Cevap: Önceden de belirttiğimiz gibi Şia, hilâfet makamının ilâhî tayin ile oluşu hususunda köklü bir inanca sahiptir. Bu bağlamda Şia, Hz. Peygamber'den sonra imamet makamının bazı açılardan nübüvvet makamına benzediğine inanmaktadır. Nasıl ki peygamberi Allah tanıtıyorsa, aynı şekilde peygamberin vasisi de aziz ve yüce Allah tarafından tayin edilmelidir.

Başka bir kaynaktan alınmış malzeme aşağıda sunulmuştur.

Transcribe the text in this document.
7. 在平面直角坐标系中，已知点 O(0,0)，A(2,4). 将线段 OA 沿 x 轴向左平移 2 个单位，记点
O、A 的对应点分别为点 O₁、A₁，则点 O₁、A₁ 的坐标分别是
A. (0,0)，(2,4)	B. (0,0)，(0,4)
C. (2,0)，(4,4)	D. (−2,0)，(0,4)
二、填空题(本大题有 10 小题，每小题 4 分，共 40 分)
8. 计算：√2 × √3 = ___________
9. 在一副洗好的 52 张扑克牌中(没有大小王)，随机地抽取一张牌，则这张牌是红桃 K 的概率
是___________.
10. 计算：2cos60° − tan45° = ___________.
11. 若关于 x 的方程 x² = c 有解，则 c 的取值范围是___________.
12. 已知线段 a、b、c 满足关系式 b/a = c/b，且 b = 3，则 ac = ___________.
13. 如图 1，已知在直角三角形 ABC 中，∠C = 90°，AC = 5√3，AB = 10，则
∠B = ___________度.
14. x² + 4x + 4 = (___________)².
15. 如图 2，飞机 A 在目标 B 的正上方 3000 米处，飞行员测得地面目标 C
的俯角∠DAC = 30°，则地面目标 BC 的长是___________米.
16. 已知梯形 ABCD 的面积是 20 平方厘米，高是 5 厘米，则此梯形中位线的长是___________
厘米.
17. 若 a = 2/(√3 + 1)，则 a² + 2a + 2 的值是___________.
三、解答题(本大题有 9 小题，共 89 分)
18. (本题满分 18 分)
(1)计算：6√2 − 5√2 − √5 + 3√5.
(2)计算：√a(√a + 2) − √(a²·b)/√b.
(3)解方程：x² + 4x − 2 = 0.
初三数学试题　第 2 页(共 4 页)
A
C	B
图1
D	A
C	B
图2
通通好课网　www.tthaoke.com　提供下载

Allah Resulü'nün (s.a.a) hayat tarihi de, bu ilkeye tanıklık etmektedir. Zira Hz. Peygamber çeşitli yerlerde Ali'yi (a.s) kendi halifesi olarak tayin etmiştir. Biz burada sadece üç örneğini vermekle yetineceğiz:
1- Bi'setin Başlangıcında
Hz. Peygamber (s.a.a), Allah tarafından, "En yakın akrabalarını uyar." [1] ayeti gereğince akrabalarını tevhid dinine davet etmekle görevlendirilince, akrabalarını topladı ve onlara hitaben şöyle buyurdu:
"Her kim bana bu yolda yardımcı olursa, o benim vasim, vezirim, yardımcım ve halifem olacaktır."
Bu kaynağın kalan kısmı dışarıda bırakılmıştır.